Ik droom over de bestelbusjes. Over een post-apocalyptische wereld waarin we kieuwen in onze hals krijgen gesneden, zodat we de rest van onze dagen kunnen slijten op de bodem van de oceaan. Niemand praat met elkaar, er is alleen nog een vertraagd rondlopen door het zoute water. Als ik wakker word is het vijf uur ’s ochtends. Ik open het raam, de hemel is pikzwart en bezaaid met sterren. Als ik een paar uur later opnieuw wakker word is de grijze waas terug. Ik open mijn app om te zien of het vannacht echt droog was, maar de app kent geen verleden, er is alleen de zekerheid van het nu en een uit veranderende percentages bestaande toekomst.

Nog meer onbegrijpelijke scènes: in de kleine, bloedhete sauna van het hotel doet een man sit-ups. Tussendoor neemt hij slokjes uit een miniatuurflesje sekt dat hij mee naar binnen heeft genomen. De geur van drank vermengt zich met de hete lucht, de man zucht en steunt, het flesje sist. Boven in de lobby zoekt het oude meisje naar de hotelkat, die is weggeschoten voor een hond. Lutzi, roept ze met haar hoge stem die een hoge stem opzet, Lutzi, hat jemand Lutzi gesehen? In de kelderbar vouwt de kelner een grote kaart uit van de omgeving. Als je linksaf gaat bij het ziekenhuis, zegt hij, en later rechtsaf bij de kapel, weer rechts na het viaduct, aan je linkerhand een Lidl, vermijd de omleiding, de weg oversteken, het bos in, de meren, kijk uit voor de modder, je glijdt zo weg, ik vergis me, het is een Aldi.

Op een avond moeten we ergens erg om lachen. Na een paar minuten wordt er op het plafond van onze hotelkamer gebonkt. Op de gang opent een deur, het gedempte geluid van een man die vloekt.
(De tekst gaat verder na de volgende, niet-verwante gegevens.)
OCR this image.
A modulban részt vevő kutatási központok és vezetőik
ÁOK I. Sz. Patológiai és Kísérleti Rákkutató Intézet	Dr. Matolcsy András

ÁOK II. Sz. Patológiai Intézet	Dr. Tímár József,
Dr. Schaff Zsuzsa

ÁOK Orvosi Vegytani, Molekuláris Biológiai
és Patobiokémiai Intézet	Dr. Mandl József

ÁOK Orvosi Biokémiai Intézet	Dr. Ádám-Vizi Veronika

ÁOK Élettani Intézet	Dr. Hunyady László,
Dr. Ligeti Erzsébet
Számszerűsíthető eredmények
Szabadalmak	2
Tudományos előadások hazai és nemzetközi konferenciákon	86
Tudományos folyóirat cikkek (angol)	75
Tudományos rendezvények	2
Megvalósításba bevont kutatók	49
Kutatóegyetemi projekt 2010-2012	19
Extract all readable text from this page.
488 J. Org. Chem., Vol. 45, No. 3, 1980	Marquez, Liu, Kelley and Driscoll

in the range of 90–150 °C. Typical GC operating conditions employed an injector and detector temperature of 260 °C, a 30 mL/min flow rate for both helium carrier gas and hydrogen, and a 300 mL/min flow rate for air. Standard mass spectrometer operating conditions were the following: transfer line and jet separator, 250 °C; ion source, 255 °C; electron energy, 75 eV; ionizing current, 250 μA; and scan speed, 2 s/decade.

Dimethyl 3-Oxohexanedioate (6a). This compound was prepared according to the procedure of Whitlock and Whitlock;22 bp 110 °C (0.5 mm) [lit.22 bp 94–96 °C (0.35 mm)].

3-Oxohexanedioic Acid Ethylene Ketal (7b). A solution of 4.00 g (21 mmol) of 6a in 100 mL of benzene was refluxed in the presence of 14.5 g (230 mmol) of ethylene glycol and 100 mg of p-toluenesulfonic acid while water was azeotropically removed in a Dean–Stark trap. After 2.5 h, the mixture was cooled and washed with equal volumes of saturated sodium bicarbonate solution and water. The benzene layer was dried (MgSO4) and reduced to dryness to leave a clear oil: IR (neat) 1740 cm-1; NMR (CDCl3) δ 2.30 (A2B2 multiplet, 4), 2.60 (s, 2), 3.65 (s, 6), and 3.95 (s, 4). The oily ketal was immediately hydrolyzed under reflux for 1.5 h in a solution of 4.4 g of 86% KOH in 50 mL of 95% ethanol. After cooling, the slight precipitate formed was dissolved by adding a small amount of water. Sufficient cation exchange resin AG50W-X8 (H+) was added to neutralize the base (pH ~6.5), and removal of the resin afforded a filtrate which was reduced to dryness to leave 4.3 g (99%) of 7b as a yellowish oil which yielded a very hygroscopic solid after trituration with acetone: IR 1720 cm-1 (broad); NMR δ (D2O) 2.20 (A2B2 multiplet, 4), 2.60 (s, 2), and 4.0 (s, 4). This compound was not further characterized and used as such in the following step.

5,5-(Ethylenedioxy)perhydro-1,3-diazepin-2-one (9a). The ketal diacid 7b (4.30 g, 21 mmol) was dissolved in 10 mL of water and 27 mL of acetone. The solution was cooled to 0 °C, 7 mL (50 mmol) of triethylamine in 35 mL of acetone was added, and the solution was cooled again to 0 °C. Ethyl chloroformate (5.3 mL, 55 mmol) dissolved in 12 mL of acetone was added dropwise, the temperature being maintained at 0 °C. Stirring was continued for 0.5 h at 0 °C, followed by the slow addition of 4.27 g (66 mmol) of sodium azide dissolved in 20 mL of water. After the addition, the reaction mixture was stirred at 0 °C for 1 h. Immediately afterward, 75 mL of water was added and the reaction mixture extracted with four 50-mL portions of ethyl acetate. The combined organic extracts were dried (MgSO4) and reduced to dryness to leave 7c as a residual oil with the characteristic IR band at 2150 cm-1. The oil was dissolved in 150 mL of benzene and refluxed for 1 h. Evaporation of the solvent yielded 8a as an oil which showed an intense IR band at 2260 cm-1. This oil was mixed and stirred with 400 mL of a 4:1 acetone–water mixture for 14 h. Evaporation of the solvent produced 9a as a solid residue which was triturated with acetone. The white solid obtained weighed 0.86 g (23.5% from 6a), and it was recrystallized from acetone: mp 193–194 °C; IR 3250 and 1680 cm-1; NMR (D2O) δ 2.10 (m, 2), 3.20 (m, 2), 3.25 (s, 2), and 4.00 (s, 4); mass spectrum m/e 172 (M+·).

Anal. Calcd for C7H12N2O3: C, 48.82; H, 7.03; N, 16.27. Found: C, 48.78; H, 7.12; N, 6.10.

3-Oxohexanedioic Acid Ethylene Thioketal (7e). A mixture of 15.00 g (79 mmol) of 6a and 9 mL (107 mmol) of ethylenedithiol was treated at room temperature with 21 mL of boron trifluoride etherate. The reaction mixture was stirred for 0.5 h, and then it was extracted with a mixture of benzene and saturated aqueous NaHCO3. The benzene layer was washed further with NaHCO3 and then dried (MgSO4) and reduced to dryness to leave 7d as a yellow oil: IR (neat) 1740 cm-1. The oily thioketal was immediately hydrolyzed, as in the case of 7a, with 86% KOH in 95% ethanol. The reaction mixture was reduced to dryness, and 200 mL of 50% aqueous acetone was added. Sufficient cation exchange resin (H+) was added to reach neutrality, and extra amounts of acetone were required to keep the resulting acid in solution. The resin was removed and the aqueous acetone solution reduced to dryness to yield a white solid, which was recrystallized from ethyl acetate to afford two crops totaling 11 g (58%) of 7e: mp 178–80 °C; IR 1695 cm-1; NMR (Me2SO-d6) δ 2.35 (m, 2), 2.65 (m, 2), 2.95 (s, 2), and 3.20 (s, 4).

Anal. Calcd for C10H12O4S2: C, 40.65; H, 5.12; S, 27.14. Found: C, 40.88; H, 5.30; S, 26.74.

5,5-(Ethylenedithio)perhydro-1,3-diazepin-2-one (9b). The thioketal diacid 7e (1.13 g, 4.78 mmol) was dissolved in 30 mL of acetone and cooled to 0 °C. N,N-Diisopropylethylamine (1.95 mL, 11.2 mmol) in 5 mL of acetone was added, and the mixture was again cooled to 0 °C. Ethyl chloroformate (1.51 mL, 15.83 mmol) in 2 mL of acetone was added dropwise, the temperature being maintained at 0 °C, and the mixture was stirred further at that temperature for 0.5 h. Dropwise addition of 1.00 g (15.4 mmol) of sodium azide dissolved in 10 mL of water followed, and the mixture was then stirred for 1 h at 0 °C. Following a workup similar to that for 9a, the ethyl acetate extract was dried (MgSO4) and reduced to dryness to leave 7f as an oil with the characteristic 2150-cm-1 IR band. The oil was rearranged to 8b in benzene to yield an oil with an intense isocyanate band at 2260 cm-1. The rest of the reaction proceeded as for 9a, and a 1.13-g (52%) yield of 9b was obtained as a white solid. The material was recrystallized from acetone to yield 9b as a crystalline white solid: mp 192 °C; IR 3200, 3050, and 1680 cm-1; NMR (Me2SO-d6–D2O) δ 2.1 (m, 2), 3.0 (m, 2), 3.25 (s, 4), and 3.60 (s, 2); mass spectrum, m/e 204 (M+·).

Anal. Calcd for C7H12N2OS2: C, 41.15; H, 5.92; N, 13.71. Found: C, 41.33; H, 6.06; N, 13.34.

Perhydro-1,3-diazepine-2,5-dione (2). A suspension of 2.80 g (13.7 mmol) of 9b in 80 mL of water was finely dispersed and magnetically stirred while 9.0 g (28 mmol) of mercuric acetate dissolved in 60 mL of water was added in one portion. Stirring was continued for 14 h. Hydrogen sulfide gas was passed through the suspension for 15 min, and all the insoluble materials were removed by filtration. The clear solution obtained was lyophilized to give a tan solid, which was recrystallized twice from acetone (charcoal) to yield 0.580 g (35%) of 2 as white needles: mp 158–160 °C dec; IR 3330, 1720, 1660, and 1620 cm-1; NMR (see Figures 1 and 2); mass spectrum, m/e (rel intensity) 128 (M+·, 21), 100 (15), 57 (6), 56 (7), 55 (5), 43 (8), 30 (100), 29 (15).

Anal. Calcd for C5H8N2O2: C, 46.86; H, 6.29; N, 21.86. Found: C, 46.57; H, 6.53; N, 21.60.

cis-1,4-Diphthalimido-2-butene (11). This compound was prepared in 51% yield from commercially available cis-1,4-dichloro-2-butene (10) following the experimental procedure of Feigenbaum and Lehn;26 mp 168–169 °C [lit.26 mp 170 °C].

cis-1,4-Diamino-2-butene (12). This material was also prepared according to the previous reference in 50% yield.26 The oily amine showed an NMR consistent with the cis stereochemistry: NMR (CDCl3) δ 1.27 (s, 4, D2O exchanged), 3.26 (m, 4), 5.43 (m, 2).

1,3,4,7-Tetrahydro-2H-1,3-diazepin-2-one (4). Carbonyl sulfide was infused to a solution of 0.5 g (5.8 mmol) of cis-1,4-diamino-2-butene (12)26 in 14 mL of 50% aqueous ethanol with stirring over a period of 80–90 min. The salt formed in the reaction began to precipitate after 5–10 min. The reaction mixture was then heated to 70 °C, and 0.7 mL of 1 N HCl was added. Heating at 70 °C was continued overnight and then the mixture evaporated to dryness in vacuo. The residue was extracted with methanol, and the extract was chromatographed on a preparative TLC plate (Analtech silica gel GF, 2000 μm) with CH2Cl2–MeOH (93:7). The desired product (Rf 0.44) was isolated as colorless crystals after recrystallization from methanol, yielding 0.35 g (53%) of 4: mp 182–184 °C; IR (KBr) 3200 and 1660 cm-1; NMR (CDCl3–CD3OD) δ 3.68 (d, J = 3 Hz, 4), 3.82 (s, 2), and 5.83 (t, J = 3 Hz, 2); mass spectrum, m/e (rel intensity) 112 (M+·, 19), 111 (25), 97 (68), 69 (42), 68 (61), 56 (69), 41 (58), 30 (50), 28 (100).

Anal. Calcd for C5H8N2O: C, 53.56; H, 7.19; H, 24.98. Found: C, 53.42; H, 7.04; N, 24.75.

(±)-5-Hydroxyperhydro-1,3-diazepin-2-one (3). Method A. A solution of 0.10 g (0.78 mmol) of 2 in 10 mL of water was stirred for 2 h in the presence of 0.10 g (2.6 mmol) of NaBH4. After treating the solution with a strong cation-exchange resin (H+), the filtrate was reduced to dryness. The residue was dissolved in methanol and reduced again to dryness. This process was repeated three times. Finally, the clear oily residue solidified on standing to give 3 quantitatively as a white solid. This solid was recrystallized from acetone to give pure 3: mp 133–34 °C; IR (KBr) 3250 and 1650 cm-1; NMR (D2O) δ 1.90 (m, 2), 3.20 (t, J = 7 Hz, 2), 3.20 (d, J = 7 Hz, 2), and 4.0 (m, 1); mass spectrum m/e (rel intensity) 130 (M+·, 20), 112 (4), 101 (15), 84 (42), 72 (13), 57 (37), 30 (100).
Beloven jullie, zegt het oude meisje de volgende ochtend op berispende toon, dat jullie vanaf nu na tien uur ’s avonds stil zijn? Over de rand van haar bril kijkt ze op uit een groot boek waarin een aantekening lijkt te zijn gemaakt over deze kwestie. Er komen hier oude mensen, zie je. Die willen na tien uur ’s avonds rust.

In de ontbijtzaal hangt een vijandige stilte. Alle bejaarden hebben tegen ons samengespannen, wij horen hier niet, we hebben te hard gelachen, we nemen onze vakantie niet serieus en die van hen al helemaal niet. Sinds wanneer, zegt mijn geliefde, ben jij zo neurotisch? Door het raam zie ik Lutzi wegschieten met een muis in zijn bek, misschien is het de receptioniste, het lijkt me niet onaannemelijk dat ze ’s nachts haar ware gedaante aanneemt.